If the psychologist would've told me I'm "only" depressed I think I would've been able to have more compassion for myself but now I only see myself as weak. I'm a perfectionist and I have very high expectations of myself (which, according to my psychologist, is one of the reasons I'm exhausted now) and I see the exhaustion part of the diagnosis as a failure and proof of how utterly useless I am. I feel like I should just "suck it up" and stop complaining or something. I would never think the same thing about someone else with the same diagnosis so I see how illogical my thinking is, but I still can't accept it. It's a bit of a vicious cycle because the more depressed I get the more exhausted I get and the more exhausted I get the more depressed I get, and so on.

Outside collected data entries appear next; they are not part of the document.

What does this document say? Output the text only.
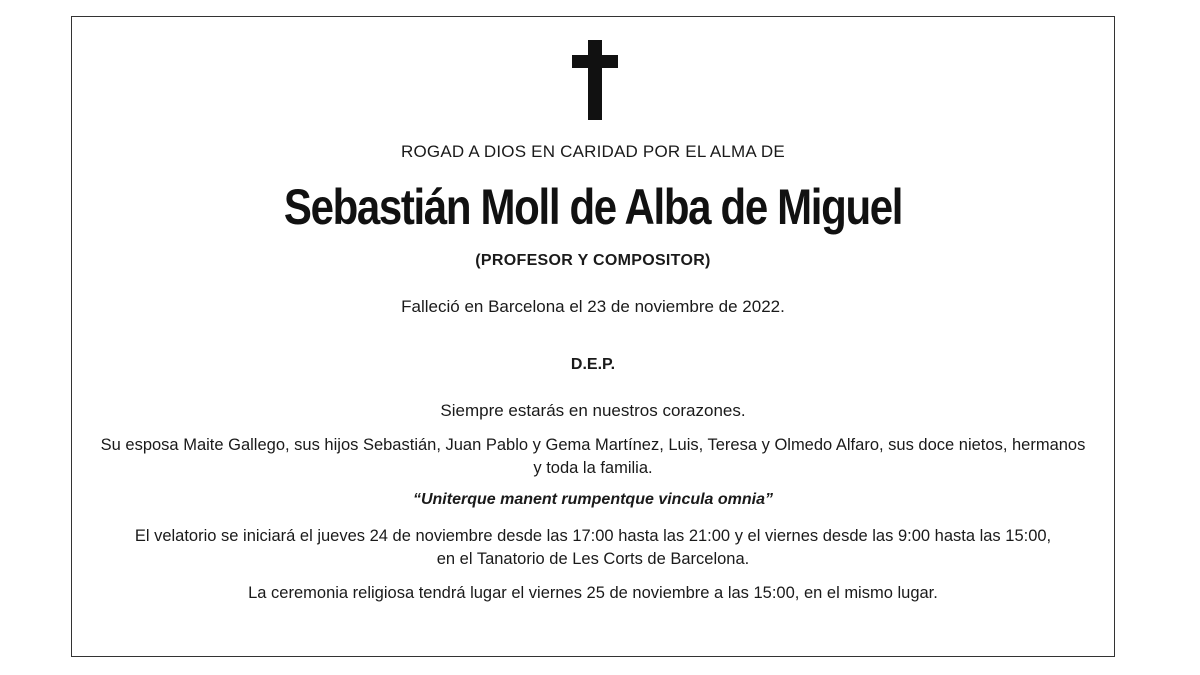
ROGAD A DIOS EN CARIDAD POR EL ALMA DE
Sebastián Moll de Alba de Miguel
(PROFESOR Y COMPOSITOR)
Falleció en Barcelona el 23 de noviembre de 2022.
D.E.P.
Siempre estarás en nuestros corazones.
Su esposa Maite Gallego, sus hijos Sebastián, Juan Pablo y Gema Martínez, Luis, Teresa y Olmedo Alfaro, sus doce nietos, hermanos
y toda la familia.
“Uniterque manent rumpentque vincula omnia”
El velatorio se iniciará el jueves 24 de noviembre desde las 17:00 hasta las 21:00 y el viernes desde las 9:00 hasta las 15:00,
en el Tanatorio de Les Corts de Barcelona.
La ceremonia religiosa tendrá lugar el viernes 25 de noviembre a las 15:00, en el mismo lugar.
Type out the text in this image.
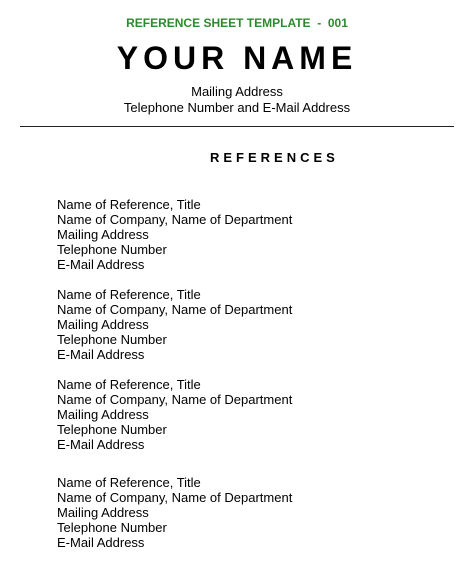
REFERENCE SHEET TEMPLATE  -  001
YOUR NAME
Mailing Address
Telephone Number and E-Mail Address
REFERENCES
Name of Reference, Title
Name of Company, Name of Department
Mailing Address
Telephone Number
E-Mail Address
Name of Reference, Title
Name of Company, Name of Department
Mailing Address
Telephone Number
E-Mail Address
Name of Reference, Title
Name of Company, Name of Department
Mailing Address
Telephone Number
E-Mail Address
Name of Reference, Title
Name of Company, Name of Department
Mailing Address
Telephone Number
E-Mail Address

How do I accept the fact that I'm sick and not just weak or lazy or useless or something? Again, I would never think anyone with the same diagnosis is any of those things so I hope I'm not offending anyone. I'm just seriously struggling.

Thanks.
Hi

It's only natural for you too come too terms with your diagnosis. I found it difficult when I was diagnosed. Even now after nearly a year I still sometimes have the really effect. I kind of thought it's not true or I'm having a bad dream. Eventually I accepted it and came to terms with it I don't really think there s a way of getting yourself to accept it. I could be wrong about that but in my case it just happened really.